4 responses to “Cooking on a Cycle Tour

  1. Hahahaha, nothing overboard about having a large pannier devoted to cooking gear and spices each!

    Its nice to be independent but limiting yourselves to pasta when there is so much amazing produce out there seems to be a shame. Especially as you CAN (and will in my case) eat steak and chips with a cream sauce every night with no ill effects!

    In fact, it has got to the point where my husband (who used to be happy with pasta and red sauce every night) will have a strop in the supermarket if I’m tired and fancy making something simple. Cooking can be even more social when you have something interesting for dinner to talk about.

    Although when you have a serious coffee addiction you have to give up a fair amount of space to your coffee spot and supply of coffee. You can’t run out and France does love bad coffee so you have to stock up on the good stuff!

    • Haha I can imagine it is great! Yeah I should’ve probably renamed this cooking pasta on a cycle tour. If people are feeling exotic they can always head over to your great blog for inspiration! Although I mainly talked about pasta here we did eat various curries, bacon, risotto and bruchetta. Steak and chips sounds divine though! I would gladly cycle 160km for some of that 😉

      I can’t blame him, it sounds so tasty. We mostly shopped at the budget supermarkets like Aldi and Lidl so had a more limited choice however still found great food every day. We decided to go for tea over coffee it seemed a much easier to take teabags with us, than a cafetiere and coffee.

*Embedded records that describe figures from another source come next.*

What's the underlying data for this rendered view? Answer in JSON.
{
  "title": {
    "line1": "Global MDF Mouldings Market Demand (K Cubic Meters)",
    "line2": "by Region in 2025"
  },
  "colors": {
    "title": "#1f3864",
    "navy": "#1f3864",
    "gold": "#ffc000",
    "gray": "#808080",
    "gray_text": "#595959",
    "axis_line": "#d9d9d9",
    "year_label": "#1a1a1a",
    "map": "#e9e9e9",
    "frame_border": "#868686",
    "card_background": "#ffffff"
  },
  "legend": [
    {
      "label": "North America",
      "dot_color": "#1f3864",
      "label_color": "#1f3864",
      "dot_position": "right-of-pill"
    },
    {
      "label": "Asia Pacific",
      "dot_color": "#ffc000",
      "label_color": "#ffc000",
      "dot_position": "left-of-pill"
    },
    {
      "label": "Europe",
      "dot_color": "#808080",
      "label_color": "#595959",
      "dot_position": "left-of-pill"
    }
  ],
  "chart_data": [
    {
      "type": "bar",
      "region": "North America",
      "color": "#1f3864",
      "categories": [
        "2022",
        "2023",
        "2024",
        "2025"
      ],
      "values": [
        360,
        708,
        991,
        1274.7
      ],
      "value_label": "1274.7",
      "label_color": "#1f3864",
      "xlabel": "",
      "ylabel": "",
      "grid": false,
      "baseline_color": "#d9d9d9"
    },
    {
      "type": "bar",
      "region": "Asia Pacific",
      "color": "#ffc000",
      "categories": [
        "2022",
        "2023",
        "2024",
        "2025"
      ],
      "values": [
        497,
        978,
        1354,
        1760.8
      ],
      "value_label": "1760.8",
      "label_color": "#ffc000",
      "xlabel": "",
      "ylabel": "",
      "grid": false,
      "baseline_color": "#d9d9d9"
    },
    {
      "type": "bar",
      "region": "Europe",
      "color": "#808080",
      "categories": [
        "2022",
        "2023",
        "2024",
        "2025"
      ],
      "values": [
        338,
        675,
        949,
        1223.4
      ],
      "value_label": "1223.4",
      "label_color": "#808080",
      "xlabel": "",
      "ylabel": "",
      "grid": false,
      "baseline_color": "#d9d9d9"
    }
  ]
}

      • We did a fair bit of shopping at aldi and lidl too although some of there stuff is not so cheap if you compare! They did have bargain duck breasts sometime though which was an amazing treat.

        We have a 6 cup stovetop espresso maker which we had to bring as we are both totally addicted to coffee. Tea just doesn’t cut it anymore but it is much easier for travelling.

        On our last tour there were 3 of us so our money went quite a long way when it came to food. We did have to carry a 3L pot, a 2.5L pot, a 2L pot and 2 frying pans (plus some other little bowls and stuff) as the 3 of us were couriers too and habitually ate as much as two people.